£168,500 for a 66-year-old widower on behalf of his wife's estate for the pain and suffering she experienced after failure to monitor her ulcerative colitis over an 8-year period. She was diagnosed with colorectal cancer but died before treatment commenced.
Up until 2004, the deceased (“A”) had had annual flexible sigmoidoscopies to monitor her condition of ulcerative colitis. From 2004, these annual tests simply stopped. Between 2004 and 2012 her Gp continued to prescribe medication (Asacol) for management of the ulcerative colitis but at no point realised that annual hospital monitoring had fallen by the wayside. It is well known that there is a link between the bowel condition of ulcerative colitis and the development of bowel cancer.
In 2012 A started to feel generally unwell and lost weight. Her GP referred her to the first defendant hospital (“D1”). A CT scan revealed a round 7.5cm mass in the rectum with spread to the liver and very enlarged multiple perirectal and coeliac lymph modes. Scans of A's lung bases also showed suspicious nodules. A was diagnosed with colorectal cancer. She passed away before chemotherapy was due to commence at the age of 63.

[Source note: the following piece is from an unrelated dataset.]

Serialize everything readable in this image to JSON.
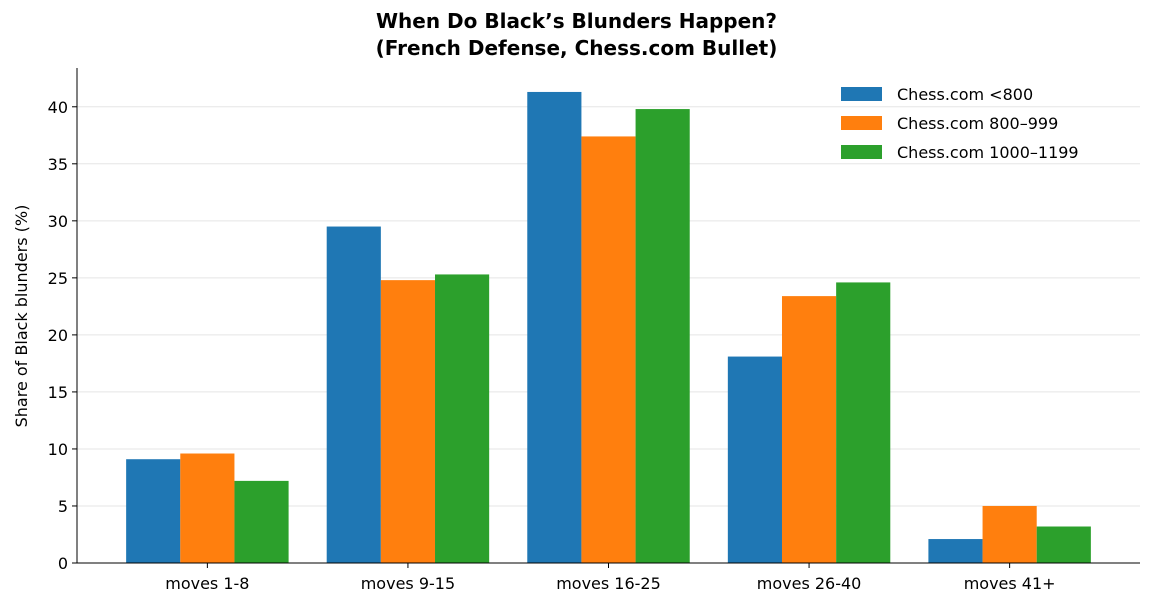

The widower (“C”) brought a claim in negligence for failure by the hospital and GPs in losing his wife to follow-up/failing to refer her back to Hospital. Had there been ongoing annual follow-up the cancer should have been detected at an early stage when it was curable.
Liability was admitted in this case by the Hospital who paid the compensation and the claims against the GPs were discontinued.
Out of the settlement it was estimated that £16,841 was for A’s pain and suffering (General Damages) in the period of a few months when she started to feel unwell, becoming increasingly unwell leading up to her death. The balance was for past and future anticipated financial losses.